Author: Prof. Ruth L. Bohan
ISBN: 9780271027029

The following review was contributed by: NORM GOLDMAN: Editor of Bookpleasures. CLICK TO VIEW Norm Goldman's Reviews
American poet, journalist and essayist, Walt Whitman has long been regarded as
one of the most outstanding Western poets in the past one hundred and fifty
years. Whitman was born in New York, the son of a Quaker carpenter and he is
best known for Leaves of Grass that was first published in 1855, which Ralph
Waldo Emerson described as being “the most extraordinary piece of wit and wisdom
America has yet contributed.”
Today, even after its first publication, Leaves of Grass still remains a
landmark of American literary achievement. Whitman’s collection initially
comprised twelve poems and when it was finally put to rest in 1891-92 it had
grown to over found hundred. What is not widely known or understood is Whitman’s
many friendships he had cultivated with artists- he posed for more than one
hundred photographs as well as several dozen drawings, paintings, prints and
sculptures.
As mentioned in the introduction to Looking into Walt Whitman: American Art
1850-1920, Ruth L. Bohan, Associate Professor of Art History at the University
of Missouri-St. Louis, stated intent is the pushing back the frontiers of
Whitman studies. In her brilliant exploration Bohan exhibits a great amount of
insight with some earnest and worthy discussion pertaining to the changing
dynamics that modified the relationship between literature and the pictorial
arts in the nineteenth and early twentieth centuries. As Prof. Bohan states, “I
locate Whitman’s interactions with American visual cultural within the changing
circumstances of his life, the evolving character of his verse, and developments
within the American art community.” Essentially what Prof Bohan has masterfully
authored is a text book that merges biography, cultural history, and art history
in order to illustrate how Whitman was an active participant in American visual
culture “both as an object of the artist’s gaze and as an “agent provocateur” of
the avant garde.”
Looking into Walt Whitman: American Art, 1850-1920 is filled with twenty-two
color and eighty-two black and white images, several of which have never been
seen before, and all mirror Whitman’s statement in Leaves of Grass and which
prefaces Bohan’s tome: “I and mine do not convince by arguments, similes,
rhymes. We convince by our presence.” This becomes quite apparent as you view
among the many portraits illustrated in the book William J. Linton’s design of
the wood block portrait of Whitman where it is pointed out “that hatless, his
head turned in the direction of the viewer, Whitman appears to deny the flatness
of the page and constructed space of the image.” He appears to be leaning out
with his intense gaze and “like the poet himself, will not be denied.”

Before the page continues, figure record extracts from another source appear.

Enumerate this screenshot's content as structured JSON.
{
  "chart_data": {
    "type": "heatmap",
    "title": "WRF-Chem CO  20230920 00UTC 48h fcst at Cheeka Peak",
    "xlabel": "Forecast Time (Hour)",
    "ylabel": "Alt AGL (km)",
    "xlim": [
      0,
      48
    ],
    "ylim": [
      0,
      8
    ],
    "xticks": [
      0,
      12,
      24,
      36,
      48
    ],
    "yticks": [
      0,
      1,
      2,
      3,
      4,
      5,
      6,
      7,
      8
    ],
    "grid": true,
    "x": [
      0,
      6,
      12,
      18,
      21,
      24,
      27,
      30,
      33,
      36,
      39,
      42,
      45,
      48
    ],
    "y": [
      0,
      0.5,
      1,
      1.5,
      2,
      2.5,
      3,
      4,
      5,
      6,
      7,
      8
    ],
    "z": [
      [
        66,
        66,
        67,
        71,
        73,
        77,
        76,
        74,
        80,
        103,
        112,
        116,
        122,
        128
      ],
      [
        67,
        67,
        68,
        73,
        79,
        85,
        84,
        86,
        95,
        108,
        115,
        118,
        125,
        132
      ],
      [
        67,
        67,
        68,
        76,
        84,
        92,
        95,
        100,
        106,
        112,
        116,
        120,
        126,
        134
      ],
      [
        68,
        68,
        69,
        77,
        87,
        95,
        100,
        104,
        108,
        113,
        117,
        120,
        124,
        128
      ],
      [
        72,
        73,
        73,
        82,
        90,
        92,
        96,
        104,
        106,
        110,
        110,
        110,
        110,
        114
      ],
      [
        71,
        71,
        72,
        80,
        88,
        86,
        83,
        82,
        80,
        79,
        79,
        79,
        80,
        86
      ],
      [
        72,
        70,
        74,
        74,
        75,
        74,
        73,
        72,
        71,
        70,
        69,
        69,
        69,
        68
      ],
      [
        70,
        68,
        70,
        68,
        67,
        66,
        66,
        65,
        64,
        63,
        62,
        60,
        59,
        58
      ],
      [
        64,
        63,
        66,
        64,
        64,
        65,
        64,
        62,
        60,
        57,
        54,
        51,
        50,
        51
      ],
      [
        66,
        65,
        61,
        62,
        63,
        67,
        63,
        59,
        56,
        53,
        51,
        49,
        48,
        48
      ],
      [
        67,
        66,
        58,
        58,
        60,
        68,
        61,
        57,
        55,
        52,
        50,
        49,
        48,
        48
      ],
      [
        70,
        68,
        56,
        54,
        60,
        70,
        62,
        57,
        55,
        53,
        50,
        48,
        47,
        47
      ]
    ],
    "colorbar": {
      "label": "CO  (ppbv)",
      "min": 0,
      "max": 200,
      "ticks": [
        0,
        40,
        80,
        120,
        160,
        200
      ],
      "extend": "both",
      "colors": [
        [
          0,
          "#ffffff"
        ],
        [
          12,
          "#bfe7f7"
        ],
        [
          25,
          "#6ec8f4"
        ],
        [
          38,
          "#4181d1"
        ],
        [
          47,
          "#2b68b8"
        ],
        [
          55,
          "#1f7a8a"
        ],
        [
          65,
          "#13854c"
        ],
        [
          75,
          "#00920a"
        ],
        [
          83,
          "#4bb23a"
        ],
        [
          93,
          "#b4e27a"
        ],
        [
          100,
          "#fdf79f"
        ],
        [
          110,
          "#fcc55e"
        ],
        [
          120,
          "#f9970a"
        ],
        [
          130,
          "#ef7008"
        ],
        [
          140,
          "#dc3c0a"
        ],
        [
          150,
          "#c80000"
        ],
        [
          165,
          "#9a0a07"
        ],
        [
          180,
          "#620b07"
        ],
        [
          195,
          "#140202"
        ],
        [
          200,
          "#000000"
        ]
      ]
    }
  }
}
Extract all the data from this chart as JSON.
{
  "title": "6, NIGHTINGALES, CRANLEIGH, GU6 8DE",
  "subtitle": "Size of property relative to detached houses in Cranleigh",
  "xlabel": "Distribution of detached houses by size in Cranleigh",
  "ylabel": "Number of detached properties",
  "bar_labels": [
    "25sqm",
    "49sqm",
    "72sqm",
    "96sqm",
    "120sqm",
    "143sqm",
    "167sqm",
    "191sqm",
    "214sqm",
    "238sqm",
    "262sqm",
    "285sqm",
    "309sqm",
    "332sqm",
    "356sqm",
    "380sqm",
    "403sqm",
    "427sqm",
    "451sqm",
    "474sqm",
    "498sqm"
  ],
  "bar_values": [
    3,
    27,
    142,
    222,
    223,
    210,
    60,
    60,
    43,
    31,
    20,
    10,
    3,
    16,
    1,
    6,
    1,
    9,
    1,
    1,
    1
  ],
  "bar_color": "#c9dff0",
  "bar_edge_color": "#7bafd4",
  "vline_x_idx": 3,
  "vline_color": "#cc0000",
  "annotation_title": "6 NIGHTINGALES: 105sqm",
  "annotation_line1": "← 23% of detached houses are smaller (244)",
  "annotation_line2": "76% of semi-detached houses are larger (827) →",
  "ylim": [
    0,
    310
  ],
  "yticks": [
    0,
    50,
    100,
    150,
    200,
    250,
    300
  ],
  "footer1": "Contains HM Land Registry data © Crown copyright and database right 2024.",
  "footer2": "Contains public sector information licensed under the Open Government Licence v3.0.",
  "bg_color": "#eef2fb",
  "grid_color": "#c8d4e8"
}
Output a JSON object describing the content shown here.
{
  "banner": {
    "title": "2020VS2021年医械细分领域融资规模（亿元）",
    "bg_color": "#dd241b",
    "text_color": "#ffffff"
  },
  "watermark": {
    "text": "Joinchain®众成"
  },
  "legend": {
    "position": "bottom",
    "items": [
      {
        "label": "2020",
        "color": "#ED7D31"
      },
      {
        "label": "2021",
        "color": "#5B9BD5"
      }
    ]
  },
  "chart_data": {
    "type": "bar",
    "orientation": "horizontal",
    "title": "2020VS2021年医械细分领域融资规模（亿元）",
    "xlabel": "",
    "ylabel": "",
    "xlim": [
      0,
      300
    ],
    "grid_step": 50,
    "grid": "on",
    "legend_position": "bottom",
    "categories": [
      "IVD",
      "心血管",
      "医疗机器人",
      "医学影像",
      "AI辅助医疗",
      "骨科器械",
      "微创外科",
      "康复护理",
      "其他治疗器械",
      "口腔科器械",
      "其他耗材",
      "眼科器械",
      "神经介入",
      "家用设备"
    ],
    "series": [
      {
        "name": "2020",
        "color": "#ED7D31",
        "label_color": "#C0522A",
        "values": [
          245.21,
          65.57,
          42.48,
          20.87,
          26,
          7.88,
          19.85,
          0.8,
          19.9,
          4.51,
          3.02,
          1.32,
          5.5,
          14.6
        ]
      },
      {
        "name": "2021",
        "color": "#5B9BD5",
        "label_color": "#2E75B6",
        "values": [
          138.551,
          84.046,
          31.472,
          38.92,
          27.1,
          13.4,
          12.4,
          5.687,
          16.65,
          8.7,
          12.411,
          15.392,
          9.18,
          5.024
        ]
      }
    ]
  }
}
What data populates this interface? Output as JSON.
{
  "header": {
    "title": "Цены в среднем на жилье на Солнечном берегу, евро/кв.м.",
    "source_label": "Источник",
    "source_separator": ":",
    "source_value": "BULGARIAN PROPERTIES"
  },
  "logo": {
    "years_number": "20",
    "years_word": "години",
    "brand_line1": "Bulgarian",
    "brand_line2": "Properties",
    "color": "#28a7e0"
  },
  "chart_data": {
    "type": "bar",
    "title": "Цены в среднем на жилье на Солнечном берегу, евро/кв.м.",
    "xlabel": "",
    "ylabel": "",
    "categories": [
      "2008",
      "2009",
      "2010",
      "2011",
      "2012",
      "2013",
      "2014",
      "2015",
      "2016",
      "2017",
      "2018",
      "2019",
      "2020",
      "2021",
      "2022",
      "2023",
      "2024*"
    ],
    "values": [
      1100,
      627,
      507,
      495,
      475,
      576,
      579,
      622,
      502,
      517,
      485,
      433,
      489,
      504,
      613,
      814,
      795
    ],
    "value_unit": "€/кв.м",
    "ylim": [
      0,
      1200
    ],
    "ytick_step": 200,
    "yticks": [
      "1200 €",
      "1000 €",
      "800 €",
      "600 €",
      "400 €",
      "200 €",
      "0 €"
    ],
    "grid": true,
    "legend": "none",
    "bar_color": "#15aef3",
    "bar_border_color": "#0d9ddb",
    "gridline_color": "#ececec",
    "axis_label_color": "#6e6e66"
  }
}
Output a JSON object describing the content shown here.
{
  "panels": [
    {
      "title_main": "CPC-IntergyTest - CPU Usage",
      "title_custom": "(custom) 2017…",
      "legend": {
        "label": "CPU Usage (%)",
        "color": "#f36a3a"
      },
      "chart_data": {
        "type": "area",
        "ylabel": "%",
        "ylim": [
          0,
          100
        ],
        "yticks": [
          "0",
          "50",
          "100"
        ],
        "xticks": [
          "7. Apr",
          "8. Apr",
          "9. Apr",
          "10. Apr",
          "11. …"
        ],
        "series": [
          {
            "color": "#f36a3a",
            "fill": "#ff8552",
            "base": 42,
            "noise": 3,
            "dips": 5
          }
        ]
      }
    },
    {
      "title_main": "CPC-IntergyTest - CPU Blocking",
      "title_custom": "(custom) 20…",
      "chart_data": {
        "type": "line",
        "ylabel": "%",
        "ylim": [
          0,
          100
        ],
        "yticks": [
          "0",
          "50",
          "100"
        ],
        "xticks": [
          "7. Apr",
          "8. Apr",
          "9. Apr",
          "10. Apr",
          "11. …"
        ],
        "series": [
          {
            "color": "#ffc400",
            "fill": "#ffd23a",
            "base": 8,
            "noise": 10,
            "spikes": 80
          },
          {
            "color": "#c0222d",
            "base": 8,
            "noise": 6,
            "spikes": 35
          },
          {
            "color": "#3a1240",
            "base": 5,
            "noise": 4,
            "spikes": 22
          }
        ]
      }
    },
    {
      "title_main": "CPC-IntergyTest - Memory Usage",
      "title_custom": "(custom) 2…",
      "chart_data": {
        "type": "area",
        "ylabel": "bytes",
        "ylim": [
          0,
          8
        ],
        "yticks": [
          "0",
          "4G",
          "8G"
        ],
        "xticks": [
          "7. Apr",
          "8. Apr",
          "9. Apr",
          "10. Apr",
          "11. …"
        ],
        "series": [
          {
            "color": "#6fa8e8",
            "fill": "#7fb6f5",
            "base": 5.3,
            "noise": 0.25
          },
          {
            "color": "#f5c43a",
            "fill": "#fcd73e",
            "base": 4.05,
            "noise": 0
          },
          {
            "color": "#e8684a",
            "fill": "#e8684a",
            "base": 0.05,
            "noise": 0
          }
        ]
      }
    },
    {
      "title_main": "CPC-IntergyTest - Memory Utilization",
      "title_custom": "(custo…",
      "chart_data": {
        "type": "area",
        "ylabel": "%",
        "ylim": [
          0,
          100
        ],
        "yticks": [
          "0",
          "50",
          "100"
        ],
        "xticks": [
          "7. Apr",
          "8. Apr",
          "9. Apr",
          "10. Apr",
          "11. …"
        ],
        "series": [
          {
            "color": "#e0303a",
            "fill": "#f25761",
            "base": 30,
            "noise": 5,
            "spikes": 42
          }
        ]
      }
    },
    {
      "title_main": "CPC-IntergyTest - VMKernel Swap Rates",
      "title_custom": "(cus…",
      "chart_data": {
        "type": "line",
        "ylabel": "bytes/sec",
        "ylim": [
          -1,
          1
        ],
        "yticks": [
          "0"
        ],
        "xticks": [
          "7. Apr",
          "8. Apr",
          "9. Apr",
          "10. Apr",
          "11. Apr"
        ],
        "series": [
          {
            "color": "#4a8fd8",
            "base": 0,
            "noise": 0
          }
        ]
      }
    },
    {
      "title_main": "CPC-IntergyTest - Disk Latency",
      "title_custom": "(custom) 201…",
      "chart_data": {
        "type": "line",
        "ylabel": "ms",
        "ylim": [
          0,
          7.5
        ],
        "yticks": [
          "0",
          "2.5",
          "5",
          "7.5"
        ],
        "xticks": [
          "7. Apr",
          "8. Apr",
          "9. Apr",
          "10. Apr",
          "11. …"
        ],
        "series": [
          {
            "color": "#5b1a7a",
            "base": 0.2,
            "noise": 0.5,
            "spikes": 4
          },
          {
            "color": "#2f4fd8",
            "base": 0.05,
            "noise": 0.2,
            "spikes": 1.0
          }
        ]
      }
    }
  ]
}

Bohan’s exhaustive study of these portraits is logically structured into two
parts commencing with his early years and ending with the modernists. Bohan
reminds her readers as to how an astonishing number of artists absorbed Whitman
into the very fiber of their art during the time he was alive and for decades
thereafter. It should be pointed out that Whitman strongly encouraged artist’s
intent on representing his likeness and with each new edition of Leafs of Grace
there seemed to emerge a new self-image.
Bohan has done some rigorous research and the book’s greatest strengths are its
lack of embellishment. Almost every page is substantiated with references
containing foot-notes and unbelievable images. This is an impressive study of an
underappreciated part of Whitman’s life. It should be pointed out, however, that
although the book is accessible to the average reader, it may prove to be
somewhat dry to those who are not too familiar with art history and consequently
some readers may have some difficulty in fully appreciating its contents.